If you or someone you know is showing these symptoms, it is very important to seek professional help immediately. The journey to recovery begins with acknowledging the problem and extending a hand of compassion, guiding the way to healing, self-love, and restoring a healthier relationship with food and self.
Treatment of eating disorders:
Dr. Priyanka Rohatgi said, “The treatment of eating disorders requires a comprehensive approach that includes the physical, psychological, and emotional components of the condition. A tailored treatment plan usually involves a combination of medical, nutritional, and psychological interventions. Medical management focuses on stabilizing malnutrition, electrolyte imbalances, or other physical causes of the disorder. health of the individual by eliminating any complications arising from its consequences.
He then talked about Nutrition Therapy, which aims to build a healthy relationship with food through structured meal plans, balanced nutrition education and weight restoration. Moving on to psychological, cognitive-behavioral therapy (CBT), dialectical behavioral therapy (DBT) and family-based therapy, he said they are used to address the distorted thoughts, emotions and behaviors associated with the disorder.
“Therapeutic techniques such as art therapy, mindfulness and yoga can also complement the recovery process,” she said. vigilant monitoring to prevent. Early intervention and a multidisciplinary approach are vital to guide individuals towards a healthier relationship with food and themselves.”
Effects of Food and Nutrition on Mental Health:
Your body and mind are intricately connected, working in sync and playing a key role in your overall well-being. While we all know that the food we put into our bodies affects our physical health, it is a little known but important fact that it also affects our mental health. Have you noticed how we crave sugary or highly processed foods when we’re feeling stressed or emotionally charged? This goes to show perfectly that what we eat can have a huge impact on our emotional well-being. Emotional eating, that is, using food to cope with emotions, is also a very common mechanism that we often engage in.

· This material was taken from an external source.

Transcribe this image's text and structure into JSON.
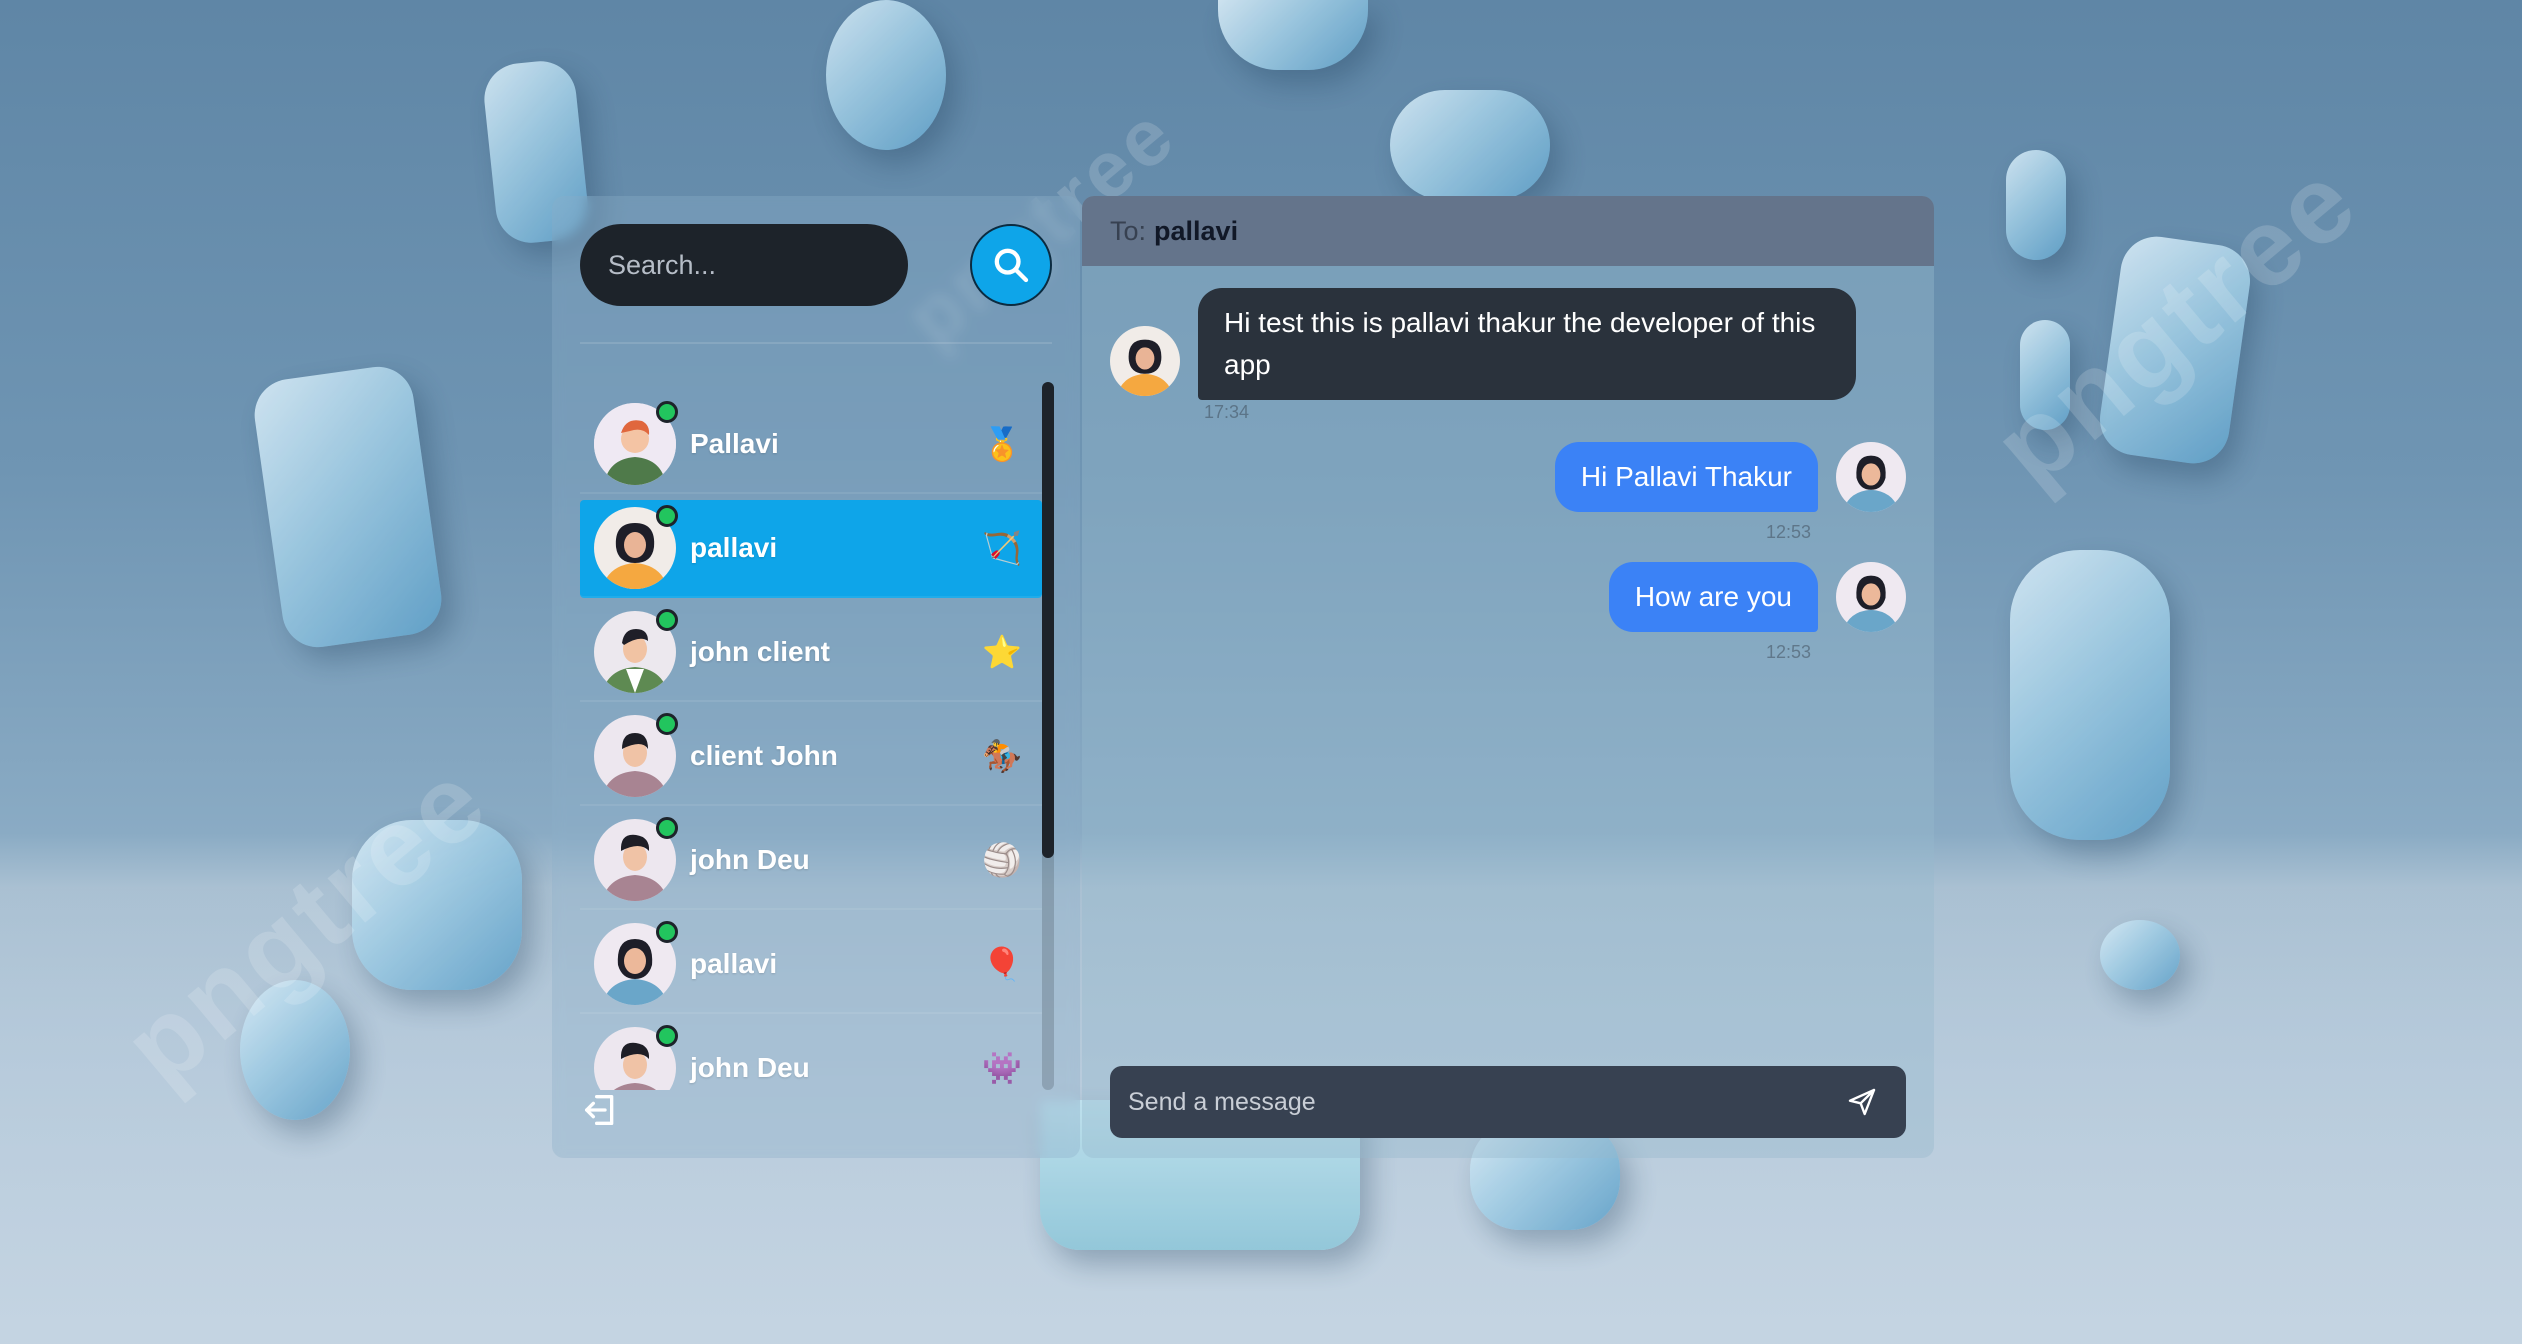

Nishtha Jain, Consultant Psychologist at Lissun, a Mental Health and Emotional Health Platform, says, “Certain nutrients such as amino acids, vitamins and minerals are essential for the synthesis and regulation of neurotransmitters in the brain. Neurotransmitters such as serotonin, dopamine and norepinephrine are involved in mood regulation and their imbalances can lead to depression. and can help with mental health conditions like anxiety. The gut and brain are closely connected through what’s known as the gut-brain axis, and a balanced gut is associated with better mental well-being.”
“Furthermore, blood sugar spikes are notorious for affecting mood levels and destabilizing emotional regulation. Certain nutrients, such as omega-3 fatty acids, are critical for brain health and have been linked to improved cognitive function and reduced risk of depression. Certain foods, sugar and those high in unhealthy fats can contribute to an exaggerated stress response that can negatively impact mental health over time. On the other hand, mental health conditions such as depression, anxiety and eating disorders can affect an individual’s eating habits and food choices, leading to unbalanced nutrition,” she said.